The hostility dissolves inside the restaurant. The dining room is in two interconnecting rooms of this old house, the marble fireplaces have been boarded up and everything is painted sunny yellow. The tablecloths are covered in white paper cloths to catch the spills. There are nice wine glasses and the service is very friendly.

Western versions of Indian food come with heavy ingredients, such as clarified butter, cream and large chunks of meat – the “tikka masala” school of cooking. In 2009 a British MP tabled a motion proposing Glasgow as the EU-protected originator of the tikka masala. It is widely accepted to be a British curry house invention concocted to appeal to a western palate. It contains none of the simple Indian and Nepalese diet staples of lentils, rice and curried vegetables.

In Vagya, the menu has a mix of Nepalese dishes along with the more familiar Indian food we know. All of it is relatively cheap (there’s a €12.90 early bird three-course meal option).

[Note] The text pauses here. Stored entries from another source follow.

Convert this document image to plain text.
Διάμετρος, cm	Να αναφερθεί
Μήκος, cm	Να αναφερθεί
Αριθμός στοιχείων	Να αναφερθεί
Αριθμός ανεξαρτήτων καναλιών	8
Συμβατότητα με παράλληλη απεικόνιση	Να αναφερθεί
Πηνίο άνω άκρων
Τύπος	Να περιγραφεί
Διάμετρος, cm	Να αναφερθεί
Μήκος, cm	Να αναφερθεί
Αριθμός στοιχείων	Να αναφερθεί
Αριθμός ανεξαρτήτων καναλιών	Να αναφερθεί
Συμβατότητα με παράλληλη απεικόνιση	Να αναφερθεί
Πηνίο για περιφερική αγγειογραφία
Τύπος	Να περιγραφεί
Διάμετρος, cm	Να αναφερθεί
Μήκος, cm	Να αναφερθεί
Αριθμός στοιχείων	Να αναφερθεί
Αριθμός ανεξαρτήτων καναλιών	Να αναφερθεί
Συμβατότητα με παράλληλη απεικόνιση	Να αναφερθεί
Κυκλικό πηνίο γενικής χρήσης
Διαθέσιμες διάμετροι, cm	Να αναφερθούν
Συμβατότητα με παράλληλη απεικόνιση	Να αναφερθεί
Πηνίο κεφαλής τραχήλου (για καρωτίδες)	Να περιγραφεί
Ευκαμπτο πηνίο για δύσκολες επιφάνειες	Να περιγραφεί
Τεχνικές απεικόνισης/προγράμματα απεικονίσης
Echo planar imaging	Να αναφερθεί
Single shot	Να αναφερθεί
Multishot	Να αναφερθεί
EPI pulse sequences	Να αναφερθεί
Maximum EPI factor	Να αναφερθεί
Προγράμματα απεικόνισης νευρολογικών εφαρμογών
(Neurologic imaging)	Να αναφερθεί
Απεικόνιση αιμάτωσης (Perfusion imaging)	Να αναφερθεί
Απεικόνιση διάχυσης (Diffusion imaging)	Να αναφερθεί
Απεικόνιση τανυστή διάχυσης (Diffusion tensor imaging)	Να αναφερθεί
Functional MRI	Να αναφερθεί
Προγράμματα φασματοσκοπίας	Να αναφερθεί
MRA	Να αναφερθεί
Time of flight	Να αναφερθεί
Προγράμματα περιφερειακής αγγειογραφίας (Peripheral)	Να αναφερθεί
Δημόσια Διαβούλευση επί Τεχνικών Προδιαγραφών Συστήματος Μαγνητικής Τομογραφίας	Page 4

Momo are Nepalese dumplings. By the power of Google I can tell you that in Nepal, momo would traditionally be filled with minced buffalo meat. Here they are filled with minced chicken and served in a generous portion, each topped with a fresh coriander leaf, a tangle of raw carrot that’s been turned into stringy salad, and a piquant dipping sauce. They’re rubbery and tasty.

A tandoori prawn starter is another good portion of blousy tiger prawns, flesh softened by being marinated in yoghurt and lemon juice and then cooked to a tail-singed crisp in a tandoori oven. A third starter of aloo tikki are golden fried spiced potato cakes with a swirl of tamarind and tomato chutney.